Все, кроме мелких и вредных предпринимателей, заладивших в унисон одно: «Надо уменьшить!». Уменьшить многоярусные и постоянно изменяющиеся в одну сторону налоги, уменьшить акцизы, уменьшить количество инспекционных поборных проверок, уменьшить плату за аренду мест и помещений, уменьшить тарифы на ЖКХ, уменьшить… и ни один не заикнулся о том, что надо бы уменьшить и цены на их полууслуги и полукачественные спекулятивные товары.
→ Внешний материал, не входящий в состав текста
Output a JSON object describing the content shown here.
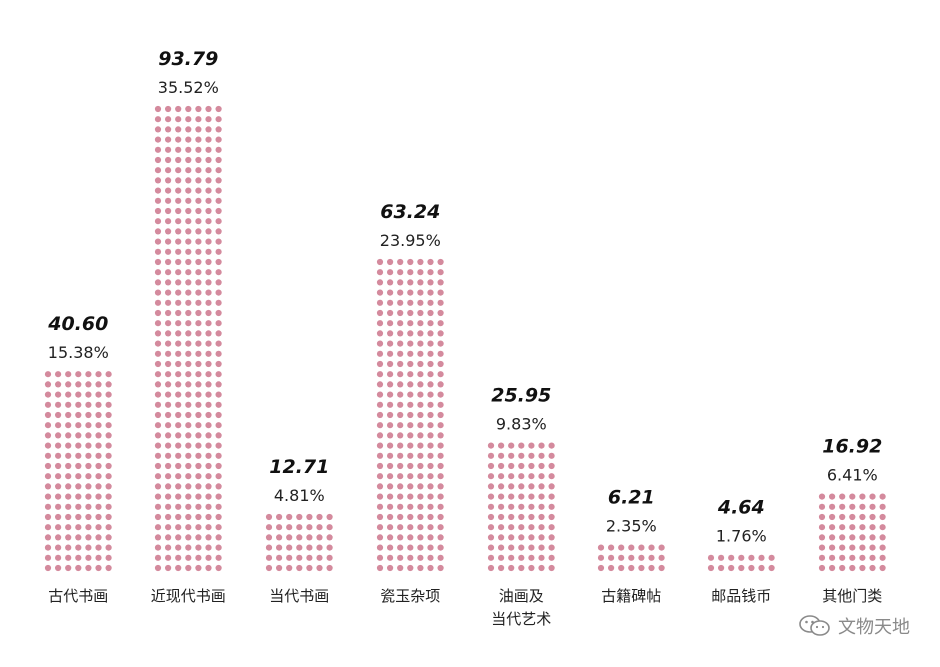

Только упорно талдычат, что придёт к власти Шулебожский и сделает так, как им надо, хотя никто, в общем-то, не верил, что он что-то на самом деле сделает, но… а вдруг? Виктора Сергеевича больше всего злила эта беспредметная вера в базарную философию, он не понимал, как можно вести хотя и небольшой бизнес на «авось». И в то же время, как сторонний критик, понимал, что эти жулики-капиталисты – основа жизнедеятельности города, что они-то и есть настоящие патриоты, которым нужны всего-то стабильность, свобода и защита от вымогателей. Равнодушно выслушав его усталые сетования, Малышкин объяснил состояние торгашей тем, что они дошли до точки, до донышка, и это хорошо, теперь их можно купить за малость, введя ограничения на проверки и заморозив некоторые налоги и платы. Тогда они побегут за ним, наращиваясь, как снежный ком. На бюджете же малые поблажки никак не скажутся.
- Но почему раньше нельзя было ввести всем понятные, постоянные и честные правила бизнес-игры? – возмутился зам.
Шеф только усмехнулся на горячность помощника.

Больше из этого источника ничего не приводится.